Helios miró con detenimiento todos los tapices, una y otra vez. Todas estábamos pendientes de sus movimientos. Había una cierta tensión. Por fin, después de un rato, seleccionó una imagen sumamente delicada, en tonos azules, verdes, blancos y grises. Un colibrí suspendido en el aire libando de una flor, que lucía abierta y tentadora. Su autora, Z.M. una mujer joven, bella, sensible y de pocas palabras, se llenó de emoción y casi vergüenza. Se le iluminó la cara. Sonrió. Sonrió ampliamente y con una alegría que no es fácil describir. Acto seguido, Helios le entregó una obra suya, en medio de los aplausos y felicitaciones de las compañeras.
Al cabo de un tiempo, Z.M. decidió retomar sus estudios. Terminó la escuela secundaria y comenzó a trabajar de auxiliar de enfermería. Dejó de concurrir a las reuniones semanales del taller, aunque cada tanto, cuando podía. se acercaba a saludarnos. Un día le pregunté dónde había colgado el cuadro que había intercambiado con Helios. En voz muy bajita, y poniéndose colorada, me explicó que lo tenía guardado en un armario, envuelto en unas telas para protegerlo. No quería que se dañara. Me dio la sensación de que era un tesoro escondido. Un tesoro sólo para ella. No puedo recordar ese suceso sin que se me cierre la garganta y se me llenen los ojos de lágrimas. Siento que hay una historia que no conoceremos nunca. Pero tiene una profundidad insondable.
Allí adentro y muy lejos de las miradas y los manoseos hay una joya. Sólo para ella. Para Z.M.

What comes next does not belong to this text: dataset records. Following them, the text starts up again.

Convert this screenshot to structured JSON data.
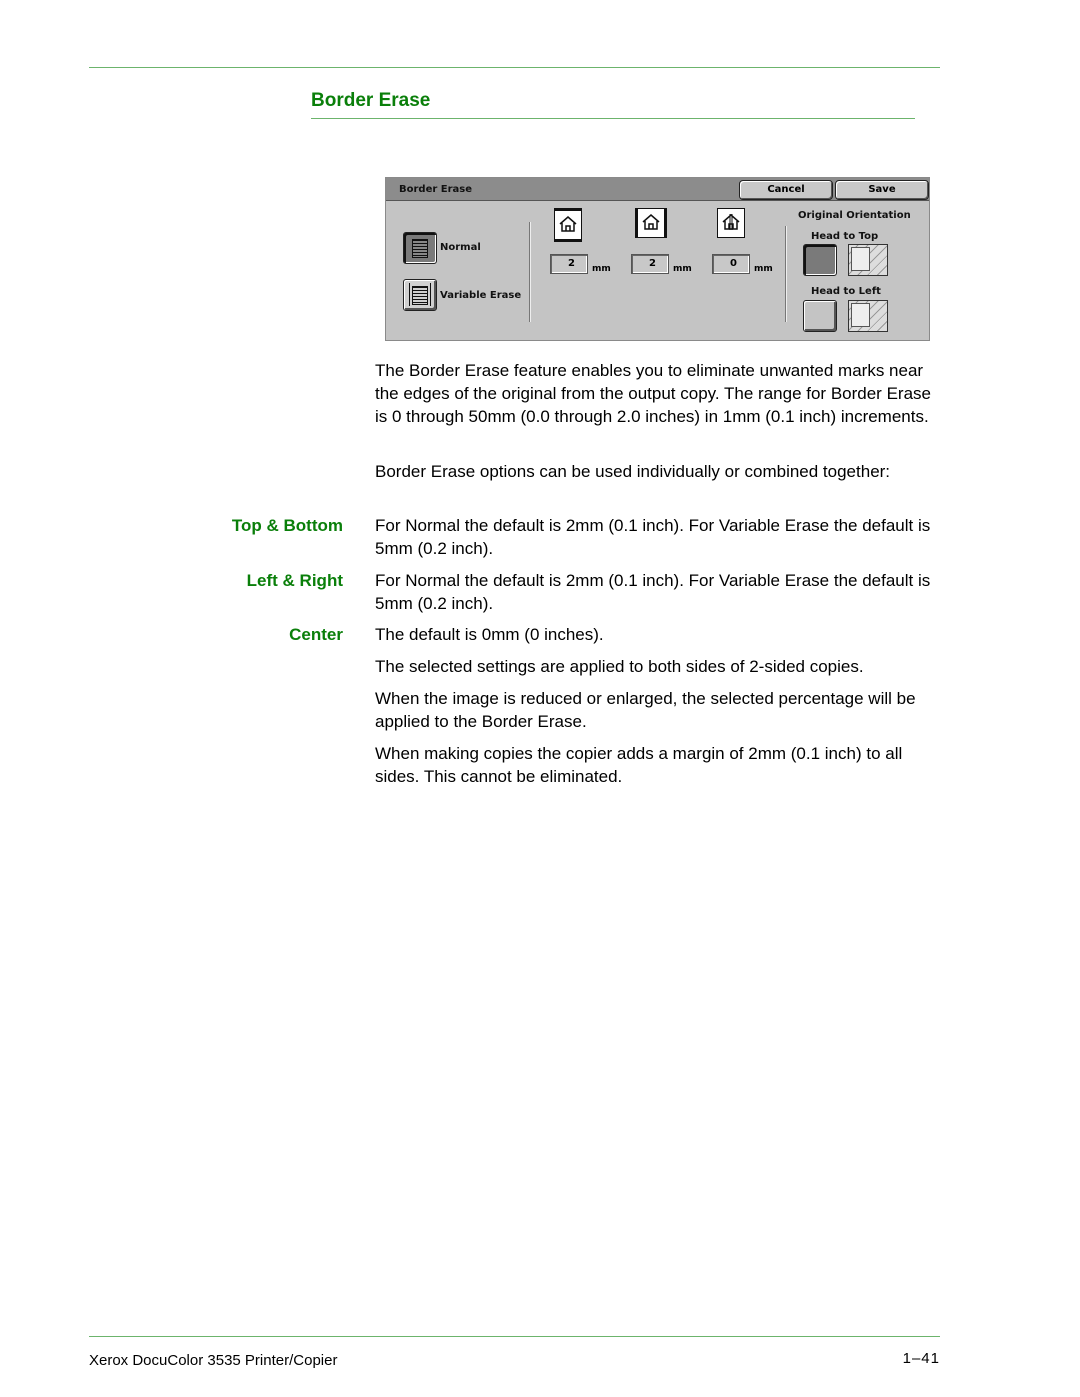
{
  "section": {
    "title": "Border Erase"
  },
  "panel": {
    "title": "Border Erase",
    "cancel_label": "Cancel",
    "save_label": "Save",
    "modes": [
      {
        "label": "Normal",
        "selected": true
      },
      {
        "label": "Variable Erase",
        "selected": false
      }
    ],
    "fields": [
      {
        "name": "top-bottom",
        "value": "2",
        "unit": "mm"
      },
      {
        "name": "left-right",
        "value": "2",
        "unit": "mm"
      },
      {
        "name": "center",
        "value": "0",
        "unit": "mm"
      }
    ],
    "orientation": {
      "title": "Original Orientation",
      "options": [
        {
          "label": "Head to Top",
          "selected": true
        },
        {
          "label": "Head to Left",
          "selected": false
        }
      ]
    }
  },
  "body": {
    "intro": "The Border Erase feature enables you to eliminate unwanted marks near the edges of the original from the output copy.  The range for Border Erase is 0 through 50mm (0.0 through 2.0 inches) in 1mm (0.1 inch) increments.",
    "options_intro": "Border Erase options can be used individually or combined together:",
    "terms": [
      {
        "term": "Top & Bottom",
        "desc": "For Normal the default is 2mm (0.1 inch). For Variable Erase the default is 5mm (0.2 inch)."
      },
      {
        "term": "Left & Right",
        "desc": "For Normal the default is 2mm (0.1 inch). For Variable Erase the default is 5mm (0.2 inch)."
      },
      {
        "term": "Center",
        "desc": "The default is 0mm (0 inches)."
      }
    ],
    "note1": "The selected settings are applied to both sides of 2-sided copies.",
    "note2": "When the image is reduced or enlarged, the selected percentage will be applied to the Border Erase.",
    "note3": "When making copies the copier adds a margin of 2mm (0.1 inch) to all sides.  This cannot be eliminated."
  },
  "footer": {
    "product": "Xerox DocuColor 3535 Printer/Copier",
    "page": "1–41"
  }
}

Esta experiencia en Villa Udaondo se replicó en varios lugares del Conurbano Bonaerense. La Matanza, Ituzaingó, Moreno, Merlo, Hurlingham… Muchas mujeres y muchas historias. Y varios equipos de coordinadoras y profesoras de plástica muy comprometidas con el proyecto y con la actividad. Debo decir que ese programa fue posible gracias al empuje, capacidad, profesionalidad, entrega y talento de muchas profesionales. De la imprescindible presencia desde los inicios de mi amiga de tantas aventuras Irene Pinasco, que fue coordinadora general junto conmigo. De la energía, creatividad y compromiso social y político que Juliana, mi hija, desplegó con las mujeres del taller de William Morris y de la siempre presente y cálida Graciela Larraza en San José Obrero. Y a lo largo de los años tantas más fueron parte de esta historia. Paula, Tere, Raquel, Elena, Silvia, Andrea… Y muchas más. Gracias a todas ellas.